Tさんは相変わらずいいヒトで、セールスで身を立てているとは思えないほど穏やかで親切で謙虚、
房総は相変わらずのどかで親密な自然が広がり、空気がおいしく、
ドライブしているだけで気分は上々、やっぱり房総サイコー、いい一日になりました。
でもって、その新しい物件は、どうだったかって?
よかったですよ〜。どちらもそれぞれの魅力があって、さすがTさんセレクションというおちゃめなところがあって。
1つ目は、西猪原というところにある土地で、日当たりは最高、雰囲気もなかなかのところ。

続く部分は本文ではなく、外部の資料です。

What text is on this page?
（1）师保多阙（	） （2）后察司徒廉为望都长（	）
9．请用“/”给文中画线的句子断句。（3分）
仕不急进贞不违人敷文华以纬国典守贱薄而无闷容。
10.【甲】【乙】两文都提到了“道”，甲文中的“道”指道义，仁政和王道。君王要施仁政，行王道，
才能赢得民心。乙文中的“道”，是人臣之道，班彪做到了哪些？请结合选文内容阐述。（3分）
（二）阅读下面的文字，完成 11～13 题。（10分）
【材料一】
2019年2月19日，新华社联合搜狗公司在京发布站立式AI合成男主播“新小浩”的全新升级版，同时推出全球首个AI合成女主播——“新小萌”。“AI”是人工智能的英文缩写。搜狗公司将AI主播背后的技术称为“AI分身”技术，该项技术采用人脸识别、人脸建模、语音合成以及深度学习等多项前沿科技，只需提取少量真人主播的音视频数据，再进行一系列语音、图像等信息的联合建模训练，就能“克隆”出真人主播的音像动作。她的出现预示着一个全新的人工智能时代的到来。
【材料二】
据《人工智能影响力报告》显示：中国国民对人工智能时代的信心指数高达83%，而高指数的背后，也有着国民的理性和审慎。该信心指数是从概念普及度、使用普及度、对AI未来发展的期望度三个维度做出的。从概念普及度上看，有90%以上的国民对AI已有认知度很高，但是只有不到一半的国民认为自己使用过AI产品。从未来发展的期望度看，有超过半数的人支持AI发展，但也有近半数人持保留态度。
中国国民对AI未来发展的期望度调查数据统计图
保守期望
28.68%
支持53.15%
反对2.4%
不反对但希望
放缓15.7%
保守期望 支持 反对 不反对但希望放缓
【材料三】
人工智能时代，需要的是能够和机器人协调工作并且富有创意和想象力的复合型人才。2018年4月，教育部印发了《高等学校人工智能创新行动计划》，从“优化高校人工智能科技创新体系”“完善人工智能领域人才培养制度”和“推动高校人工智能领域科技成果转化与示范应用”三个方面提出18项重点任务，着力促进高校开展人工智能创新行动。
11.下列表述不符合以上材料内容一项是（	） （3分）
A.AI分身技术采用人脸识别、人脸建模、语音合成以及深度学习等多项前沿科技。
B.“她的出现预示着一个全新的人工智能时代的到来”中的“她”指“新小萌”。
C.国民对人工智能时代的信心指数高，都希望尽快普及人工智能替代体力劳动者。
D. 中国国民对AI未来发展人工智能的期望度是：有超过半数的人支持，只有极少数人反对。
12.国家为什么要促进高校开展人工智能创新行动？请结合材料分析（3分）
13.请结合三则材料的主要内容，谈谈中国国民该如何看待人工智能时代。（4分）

道をまたいで2つに分かれている土地だったので、高いほうにビニルハウスを建てて低いほうに家をたてようか?
などという話になりました。
難を言えば・・・これ、農地だったんですよね。農地か〜と脱力したわたしたちを、Tさんきょとんと見てました。
2つ目は、加茂というところ。
こちらの物件の見学には、なんとTさんの会社の社長さんもお付き合いくださいました!
社長さんが出てくるくらいですから、よっぽど上質な切り札を用意してくださったのでしょうか。
「これから行く物件はですね、自信をもってオススメできます。広いし、平らだし、とにかく明るいですから!」
Tさんとは全く違う、がっつり朗らかで押し出しの強い社長さん。
「じゃ、じゃ、まいりましょうか」わたしたちの期待も自ずと膨らみます。だいたい2000坪あるっていうし、
「これはまさか農地じゃないでしょうね?」と確かめると「いえこれは、ただの雑種地ですよ!」というし、
あとは雰囲気次第です。

「奥でうつむいて歩いておられるのが社長さん。 ホントに広くて平らな土地だったのですが・・・今回はごめんなさい!」
2台引きで車を進め、着いたところは何故か某衛生機器メーカーの工場?廃棄物処理場?
便器などがぼこぼこ置いてあります。
へ?ここかいな?とクエスチョンの顔をしていると、わたしたちの表情を楽しむように社長さんが言いました。
「この上ですよ、道の反対側、登りましょう!」
案内された土地は、確かに広かった!平らだった!そして、明るかった!丸く切り開かれた土地です。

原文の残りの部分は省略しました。